After the Google Optimize shutdown, a lot of teams made the mistake of defaulting to the first enterprise tool they could afford a trial for — then either overpaying or churning out. Before committing to any platform, ask yourself:

  • Do you need a visual editor? Not all tools have one. If you can't write JavaScript, this is non-negotiable.
  • How many tests do you actually run per month? Most small teams run 2–4 tests per month. Tools priced for enterprise experiment velocity are a mismatch.
  • Do you need GA4 integration? If your analytics live in Google Analytics 4, check that your tool can import that data or track alongside it.
  • What's your traffic volume? Some tools charge per visitor or event. At low traffic, the free tier works fine. At scale, pricing can spike fast.
  • Is this primarily for landing pages or app UI? Tools like PageDuel are optimized for landing page and web testing. Tools like PostHog and GrowthBook are built more for in-app experimentation.

The Bottom Line

Google Optimize's shutdown created a real gap in the market: a simple, free, non-enterprise A/B testing tool with a visual editor. In 2026, that gap is finally being addressed.

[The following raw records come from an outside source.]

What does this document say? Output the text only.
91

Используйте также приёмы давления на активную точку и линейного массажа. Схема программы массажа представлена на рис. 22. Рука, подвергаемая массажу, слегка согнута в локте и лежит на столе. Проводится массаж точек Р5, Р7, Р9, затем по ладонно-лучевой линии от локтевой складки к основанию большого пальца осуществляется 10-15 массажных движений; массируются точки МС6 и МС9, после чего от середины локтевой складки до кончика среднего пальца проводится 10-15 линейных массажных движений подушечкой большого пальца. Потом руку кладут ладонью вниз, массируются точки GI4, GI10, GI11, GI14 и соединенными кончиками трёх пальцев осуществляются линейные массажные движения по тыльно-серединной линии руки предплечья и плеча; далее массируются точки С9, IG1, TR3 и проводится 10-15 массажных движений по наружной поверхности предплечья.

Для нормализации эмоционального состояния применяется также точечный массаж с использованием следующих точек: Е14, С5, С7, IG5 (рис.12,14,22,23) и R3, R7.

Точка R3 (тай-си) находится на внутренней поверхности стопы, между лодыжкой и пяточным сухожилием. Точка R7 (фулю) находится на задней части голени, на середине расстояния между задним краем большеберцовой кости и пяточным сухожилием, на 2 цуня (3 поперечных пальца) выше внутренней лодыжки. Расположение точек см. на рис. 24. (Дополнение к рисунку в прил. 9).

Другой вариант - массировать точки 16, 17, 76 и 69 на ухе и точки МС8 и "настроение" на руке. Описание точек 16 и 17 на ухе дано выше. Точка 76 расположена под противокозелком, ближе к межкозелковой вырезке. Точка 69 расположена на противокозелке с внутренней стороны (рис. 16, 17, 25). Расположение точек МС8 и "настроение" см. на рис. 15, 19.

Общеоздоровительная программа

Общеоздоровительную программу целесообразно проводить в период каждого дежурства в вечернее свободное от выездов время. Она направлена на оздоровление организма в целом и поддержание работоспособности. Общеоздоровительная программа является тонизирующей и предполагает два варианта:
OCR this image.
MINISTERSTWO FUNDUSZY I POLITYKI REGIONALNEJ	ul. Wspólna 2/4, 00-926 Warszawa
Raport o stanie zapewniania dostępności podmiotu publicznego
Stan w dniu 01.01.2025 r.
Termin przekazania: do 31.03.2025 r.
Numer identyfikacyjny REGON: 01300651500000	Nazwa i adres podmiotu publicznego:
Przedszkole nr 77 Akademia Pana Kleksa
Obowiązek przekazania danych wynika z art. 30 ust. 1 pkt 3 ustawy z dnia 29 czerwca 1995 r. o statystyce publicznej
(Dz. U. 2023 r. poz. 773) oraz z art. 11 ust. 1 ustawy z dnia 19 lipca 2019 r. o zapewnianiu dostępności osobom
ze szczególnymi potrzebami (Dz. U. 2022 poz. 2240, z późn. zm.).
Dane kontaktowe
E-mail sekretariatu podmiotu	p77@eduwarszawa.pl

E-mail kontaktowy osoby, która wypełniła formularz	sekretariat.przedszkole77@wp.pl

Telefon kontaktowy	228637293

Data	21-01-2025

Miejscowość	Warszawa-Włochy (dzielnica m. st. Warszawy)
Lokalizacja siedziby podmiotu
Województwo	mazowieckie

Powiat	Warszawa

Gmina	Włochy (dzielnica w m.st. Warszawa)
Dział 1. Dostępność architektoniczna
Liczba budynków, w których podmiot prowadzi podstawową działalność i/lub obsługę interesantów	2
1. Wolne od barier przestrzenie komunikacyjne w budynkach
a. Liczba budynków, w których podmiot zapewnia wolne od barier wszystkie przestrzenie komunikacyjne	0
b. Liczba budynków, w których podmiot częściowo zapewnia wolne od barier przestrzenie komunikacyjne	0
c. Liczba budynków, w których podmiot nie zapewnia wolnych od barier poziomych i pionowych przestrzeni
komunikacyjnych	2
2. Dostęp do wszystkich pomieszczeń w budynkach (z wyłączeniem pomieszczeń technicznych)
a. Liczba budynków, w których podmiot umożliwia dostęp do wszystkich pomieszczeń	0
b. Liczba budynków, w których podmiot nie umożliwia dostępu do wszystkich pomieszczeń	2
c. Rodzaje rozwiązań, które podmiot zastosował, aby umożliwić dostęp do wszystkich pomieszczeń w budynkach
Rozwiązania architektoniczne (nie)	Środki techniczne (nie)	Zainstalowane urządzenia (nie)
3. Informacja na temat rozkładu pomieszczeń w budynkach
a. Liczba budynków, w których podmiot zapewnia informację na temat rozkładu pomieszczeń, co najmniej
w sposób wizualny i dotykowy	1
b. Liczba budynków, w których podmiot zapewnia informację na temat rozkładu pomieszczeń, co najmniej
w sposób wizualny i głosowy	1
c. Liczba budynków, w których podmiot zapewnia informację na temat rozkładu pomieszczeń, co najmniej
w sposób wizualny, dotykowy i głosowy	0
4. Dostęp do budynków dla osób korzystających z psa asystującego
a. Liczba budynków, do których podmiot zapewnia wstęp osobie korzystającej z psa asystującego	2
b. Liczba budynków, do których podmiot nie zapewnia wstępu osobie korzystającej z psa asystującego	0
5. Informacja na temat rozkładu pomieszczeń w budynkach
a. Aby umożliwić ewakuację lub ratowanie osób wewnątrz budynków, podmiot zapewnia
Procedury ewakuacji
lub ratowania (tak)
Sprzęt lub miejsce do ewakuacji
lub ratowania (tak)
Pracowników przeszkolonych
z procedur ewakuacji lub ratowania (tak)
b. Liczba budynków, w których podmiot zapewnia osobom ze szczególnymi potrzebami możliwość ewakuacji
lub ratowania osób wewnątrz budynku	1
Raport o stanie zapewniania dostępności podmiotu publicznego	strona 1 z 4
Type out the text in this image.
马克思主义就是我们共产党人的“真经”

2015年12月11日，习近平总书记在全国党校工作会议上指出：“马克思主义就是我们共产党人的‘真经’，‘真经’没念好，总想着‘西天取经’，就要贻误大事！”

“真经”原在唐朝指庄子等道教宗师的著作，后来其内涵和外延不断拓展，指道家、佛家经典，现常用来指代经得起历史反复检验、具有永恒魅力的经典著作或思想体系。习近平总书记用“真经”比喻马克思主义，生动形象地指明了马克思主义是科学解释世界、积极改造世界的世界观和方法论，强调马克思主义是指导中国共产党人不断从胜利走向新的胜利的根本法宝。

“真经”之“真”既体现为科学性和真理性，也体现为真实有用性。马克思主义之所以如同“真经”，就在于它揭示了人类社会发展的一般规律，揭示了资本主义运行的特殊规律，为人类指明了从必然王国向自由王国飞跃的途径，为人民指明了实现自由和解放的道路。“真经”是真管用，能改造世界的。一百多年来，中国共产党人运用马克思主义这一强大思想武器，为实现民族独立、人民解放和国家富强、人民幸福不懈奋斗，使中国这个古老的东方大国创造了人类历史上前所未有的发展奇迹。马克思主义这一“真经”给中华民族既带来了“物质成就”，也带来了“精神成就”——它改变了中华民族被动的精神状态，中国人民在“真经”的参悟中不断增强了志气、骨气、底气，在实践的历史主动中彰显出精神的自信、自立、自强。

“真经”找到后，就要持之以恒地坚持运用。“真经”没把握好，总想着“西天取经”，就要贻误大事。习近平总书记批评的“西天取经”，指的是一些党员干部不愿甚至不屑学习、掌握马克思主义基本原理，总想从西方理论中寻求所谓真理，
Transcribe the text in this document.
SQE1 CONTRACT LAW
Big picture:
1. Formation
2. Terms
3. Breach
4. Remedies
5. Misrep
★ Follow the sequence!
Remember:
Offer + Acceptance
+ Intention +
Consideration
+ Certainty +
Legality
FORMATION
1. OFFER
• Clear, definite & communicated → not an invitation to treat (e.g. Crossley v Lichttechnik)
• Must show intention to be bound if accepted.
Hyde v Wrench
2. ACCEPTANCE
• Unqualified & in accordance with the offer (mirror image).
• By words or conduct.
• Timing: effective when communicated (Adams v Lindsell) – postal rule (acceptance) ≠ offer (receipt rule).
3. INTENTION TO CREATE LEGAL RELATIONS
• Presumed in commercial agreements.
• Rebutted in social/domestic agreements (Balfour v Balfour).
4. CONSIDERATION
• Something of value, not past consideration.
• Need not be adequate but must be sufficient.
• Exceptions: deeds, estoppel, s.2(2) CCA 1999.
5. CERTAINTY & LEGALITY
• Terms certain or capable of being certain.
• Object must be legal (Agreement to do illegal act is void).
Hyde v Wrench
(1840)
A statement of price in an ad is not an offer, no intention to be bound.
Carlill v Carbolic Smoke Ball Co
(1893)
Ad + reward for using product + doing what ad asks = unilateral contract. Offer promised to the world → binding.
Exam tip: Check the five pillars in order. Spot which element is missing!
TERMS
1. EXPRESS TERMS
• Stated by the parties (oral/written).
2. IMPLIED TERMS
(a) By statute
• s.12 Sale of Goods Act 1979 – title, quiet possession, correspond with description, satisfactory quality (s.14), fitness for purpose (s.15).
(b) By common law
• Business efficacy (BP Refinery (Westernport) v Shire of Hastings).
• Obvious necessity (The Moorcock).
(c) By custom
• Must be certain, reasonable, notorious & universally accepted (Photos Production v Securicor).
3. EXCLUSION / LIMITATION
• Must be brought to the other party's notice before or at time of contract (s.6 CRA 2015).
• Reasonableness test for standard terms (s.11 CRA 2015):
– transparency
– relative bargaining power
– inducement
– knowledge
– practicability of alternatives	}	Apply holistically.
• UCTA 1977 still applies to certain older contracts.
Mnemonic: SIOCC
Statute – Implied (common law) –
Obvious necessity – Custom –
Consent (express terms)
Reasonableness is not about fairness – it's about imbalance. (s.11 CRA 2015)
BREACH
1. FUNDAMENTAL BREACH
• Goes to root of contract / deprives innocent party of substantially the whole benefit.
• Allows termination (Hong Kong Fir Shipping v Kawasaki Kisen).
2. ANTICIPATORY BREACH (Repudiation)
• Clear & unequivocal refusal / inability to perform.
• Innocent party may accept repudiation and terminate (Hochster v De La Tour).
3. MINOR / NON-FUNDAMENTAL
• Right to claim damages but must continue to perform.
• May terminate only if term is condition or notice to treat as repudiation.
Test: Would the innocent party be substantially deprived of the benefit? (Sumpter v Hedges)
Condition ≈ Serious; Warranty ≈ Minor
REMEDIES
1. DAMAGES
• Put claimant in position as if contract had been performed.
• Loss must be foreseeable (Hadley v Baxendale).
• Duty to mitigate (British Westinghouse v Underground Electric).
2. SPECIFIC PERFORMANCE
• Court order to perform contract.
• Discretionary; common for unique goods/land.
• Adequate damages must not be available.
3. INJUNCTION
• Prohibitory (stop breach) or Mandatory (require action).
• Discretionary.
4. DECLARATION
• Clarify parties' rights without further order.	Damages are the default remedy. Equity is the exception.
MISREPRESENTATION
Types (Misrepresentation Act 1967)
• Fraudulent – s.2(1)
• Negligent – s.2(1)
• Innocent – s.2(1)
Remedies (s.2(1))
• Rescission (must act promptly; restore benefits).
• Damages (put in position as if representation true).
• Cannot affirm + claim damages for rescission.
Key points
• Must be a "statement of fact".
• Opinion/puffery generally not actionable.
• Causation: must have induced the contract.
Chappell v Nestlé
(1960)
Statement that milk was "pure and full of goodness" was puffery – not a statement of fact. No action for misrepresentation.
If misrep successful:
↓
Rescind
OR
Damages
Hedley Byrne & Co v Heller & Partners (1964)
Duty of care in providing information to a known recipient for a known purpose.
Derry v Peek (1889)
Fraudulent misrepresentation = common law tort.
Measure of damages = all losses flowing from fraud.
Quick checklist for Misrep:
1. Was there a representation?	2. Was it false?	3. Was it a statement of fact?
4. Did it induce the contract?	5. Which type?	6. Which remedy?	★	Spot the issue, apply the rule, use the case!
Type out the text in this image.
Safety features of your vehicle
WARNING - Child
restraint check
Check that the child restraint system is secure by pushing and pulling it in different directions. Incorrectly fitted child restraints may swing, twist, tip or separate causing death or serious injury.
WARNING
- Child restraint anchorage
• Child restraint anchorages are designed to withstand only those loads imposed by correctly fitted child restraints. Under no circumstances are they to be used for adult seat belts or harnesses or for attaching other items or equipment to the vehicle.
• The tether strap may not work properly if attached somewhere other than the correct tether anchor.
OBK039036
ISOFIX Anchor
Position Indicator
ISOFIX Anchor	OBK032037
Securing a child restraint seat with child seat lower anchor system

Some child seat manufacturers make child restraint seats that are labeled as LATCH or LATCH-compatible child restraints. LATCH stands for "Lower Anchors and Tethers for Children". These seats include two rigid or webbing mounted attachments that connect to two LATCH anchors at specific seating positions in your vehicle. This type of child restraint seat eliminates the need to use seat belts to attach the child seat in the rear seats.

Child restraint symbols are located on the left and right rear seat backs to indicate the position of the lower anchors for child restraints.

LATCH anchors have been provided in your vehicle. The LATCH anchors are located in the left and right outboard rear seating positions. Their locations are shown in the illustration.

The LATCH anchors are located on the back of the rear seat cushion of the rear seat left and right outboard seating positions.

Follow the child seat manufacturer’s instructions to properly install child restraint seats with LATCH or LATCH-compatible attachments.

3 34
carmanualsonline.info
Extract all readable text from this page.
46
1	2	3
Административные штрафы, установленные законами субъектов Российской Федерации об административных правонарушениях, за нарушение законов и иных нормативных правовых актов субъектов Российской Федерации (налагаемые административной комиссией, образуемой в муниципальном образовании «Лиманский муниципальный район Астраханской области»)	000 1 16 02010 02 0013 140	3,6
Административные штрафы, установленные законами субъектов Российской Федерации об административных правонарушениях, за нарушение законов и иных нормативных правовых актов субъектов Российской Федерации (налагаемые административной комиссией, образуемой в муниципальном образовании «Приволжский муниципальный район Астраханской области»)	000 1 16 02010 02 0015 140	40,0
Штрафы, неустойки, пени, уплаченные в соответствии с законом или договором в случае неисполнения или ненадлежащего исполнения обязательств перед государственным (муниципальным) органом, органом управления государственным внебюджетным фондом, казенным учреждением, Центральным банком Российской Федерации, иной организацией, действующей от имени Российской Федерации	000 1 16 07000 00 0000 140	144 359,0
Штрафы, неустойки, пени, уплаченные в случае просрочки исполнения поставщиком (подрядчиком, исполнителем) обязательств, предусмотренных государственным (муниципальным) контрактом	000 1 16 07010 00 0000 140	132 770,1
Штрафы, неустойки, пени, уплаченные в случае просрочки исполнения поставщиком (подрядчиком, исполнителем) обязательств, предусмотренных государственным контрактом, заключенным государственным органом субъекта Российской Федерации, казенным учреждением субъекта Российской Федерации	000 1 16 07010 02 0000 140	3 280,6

If your use case is testing landing page variants, headlines, CTAs, or page layouts — without paying enterprise prices — PageDuel is the most direct replacement. It's free, focused, and built for exactly the kind of testing that made Google Optimize popular in the first place.

If you need developer-level control or full-stack experimentation, GrowthBook or PostHog are worth the setup overhead. And if you want a visual editor on a budget, VWO's free plan gets the job done despite its limitations.

The good news: you don't have to choose between "free and limited" or "enterprise and expensive" anymore. The alternatives have matured.